On the national level, the Ministry of Labour, Employment and Social Security (MoLESS) plays a central role in migration governance by formulating policies, implementing related projects, and leading the Foreign Employment Promotion Board (FEPB). The FEPB and the Department of Foreign Employment (DoFE) oversee the regulation and administration of foreign employment, including information dissemination, pre-departure orientation, and the management of the migrant welfare fund. The Nepal Association of Foreign Employment Agencies (NAFEA), representing recruitment agencies, has created significant employment opportunities abroad, though it often faces criticism for cases of worker exploitation.

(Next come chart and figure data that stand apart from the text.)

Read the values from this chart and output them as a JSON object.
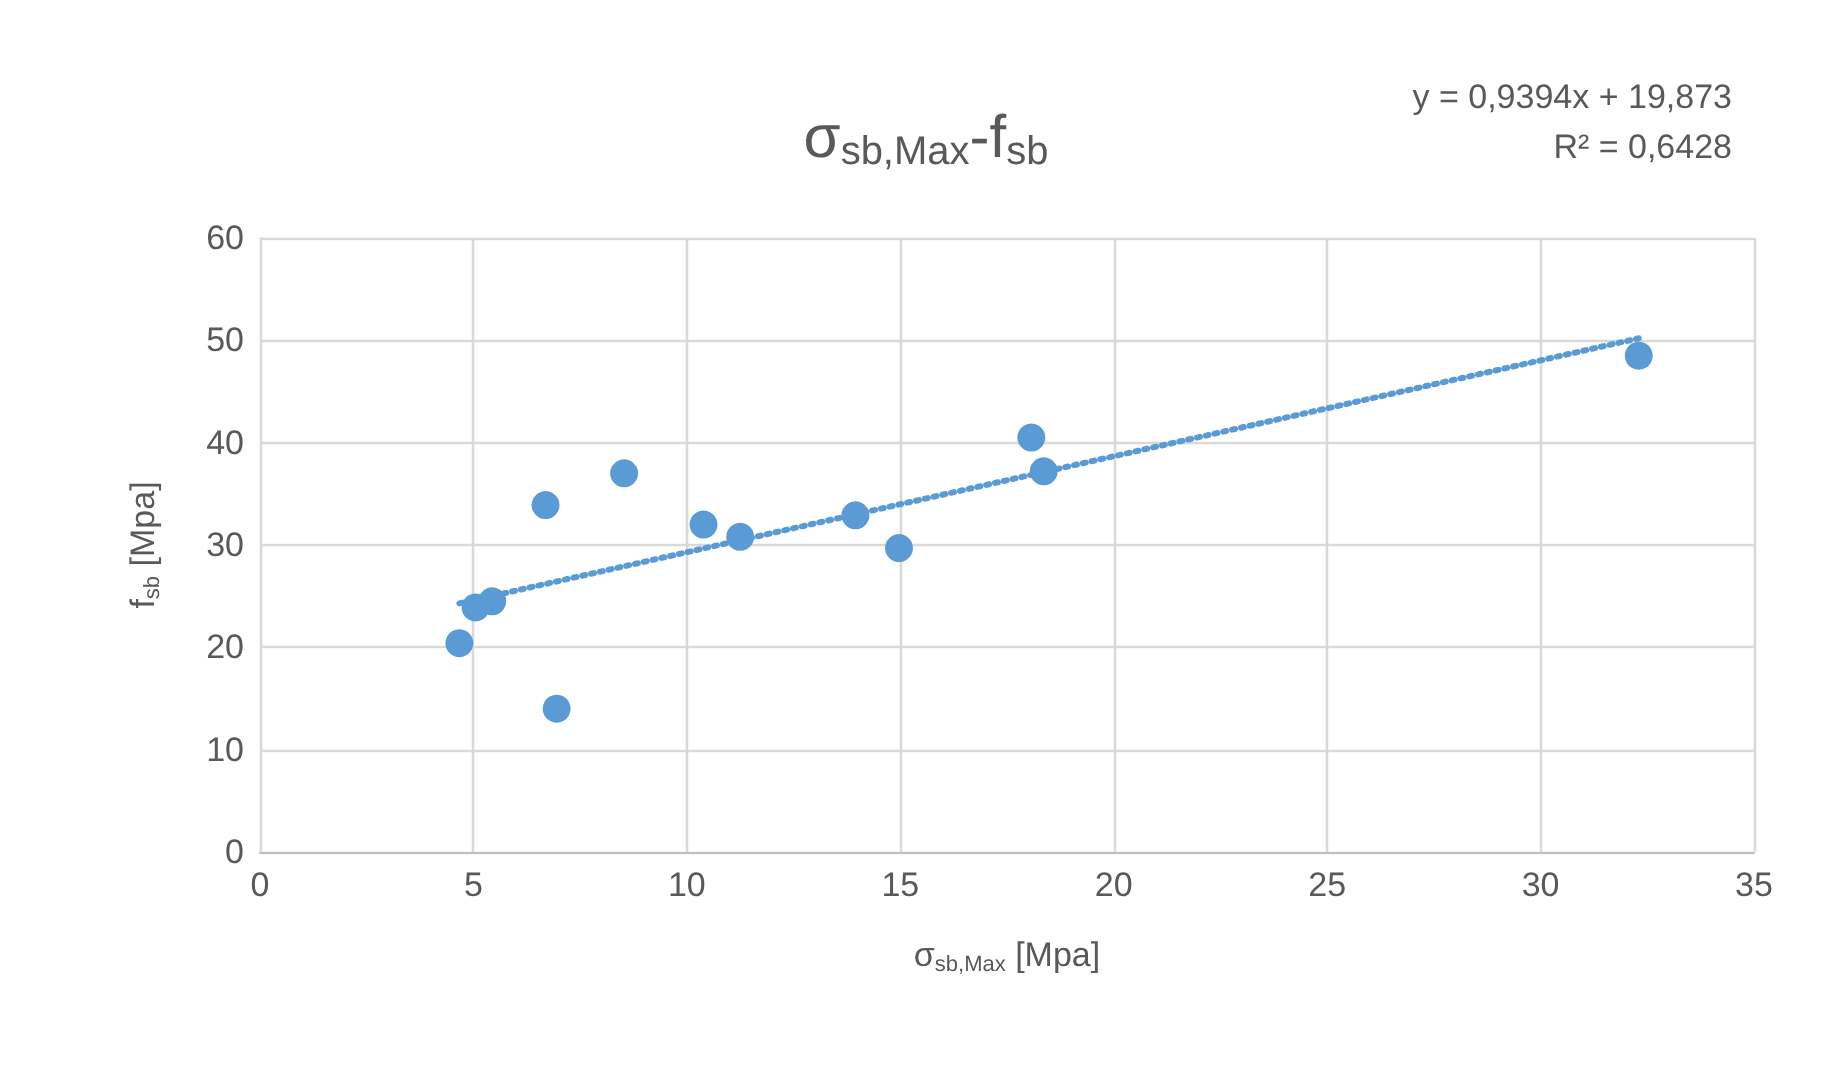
{
  "chart_data": {
    "type": "scatter",
    "title": "σ$_{sb,Max}$-f$_{sb}$",
    "xlabel": "σ$_{sb,Max}$ [Mpa]",
    "ylabel": "f$_{sb}$ [Mpa]",
    "annotations": [
      "y = 0,9394x + 19,873",
      "R² = 0,6428"
    ],
    "xlim": [
      0,
      35
    ],
    "xticks": [
      0,
      5,
      10,
      15,
      20,
      25,
      30,
      35
    ],
    "ylim": [
      0,
      60
    ],
    "yticks": [
      0,
      10,
      20,
      30,
      40,
      50,
      60
    ],
    "grid": true,
    "series": [
      {
        "marker": "circle",
        "color": "#5b9bd5",
        "x": [
          4.67,
          5.05,
          5.44,
          6.69,
          6.95,
          8.53,
          10.39,
          11.25,
          13.95,
          14.97,
          18.07,
          18.36,
          32.3
        ],
        "values": [
          20.4,
          23.9,
          24.5,
          33.9,
          14.0,
          37.0,
          32.0,
          30.8,
          32.9,
          29.7,
          40.5,
          37.2,
          48.5
        ]
      },
      {
        "type": "line",
        "marker": "none",
        "line_style": "dotted",
        "color": "#5b9bd5",
        "x": [
          4.67,
          32.3
        ],
        "values": [
          24.3,
          50.2
        ]
      }
    ]
  }
}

Civil society organizations also play vital roles—Centre for Mental Health and Counseling-Nepal (CMC-Nepal) develops counseling modules and supports family reunification of returnee migrants, while trade unions like General Federation of Nepalese Trade Unions (GEFONT) and Nepal Trade Union Congress (NTUC), along with NGOs such as Shakti Samuha, Maiti Nepal, and Child Workers in Nepal (CWIN)-Nepal, work against human trafficking through rescue, rehabilitation, shelter, legal aid, and vocational training initiatives.

There are also some national Acts like the Human Trafficking and Transportation Control Act 2007 (HTTCA) and the Foreign Employment Act 2007 and 2008 (FEA) to protect migrant workers from exploitation. HTTCA Act says that if a person commits human trafficking, they will be jailed up to 20 years.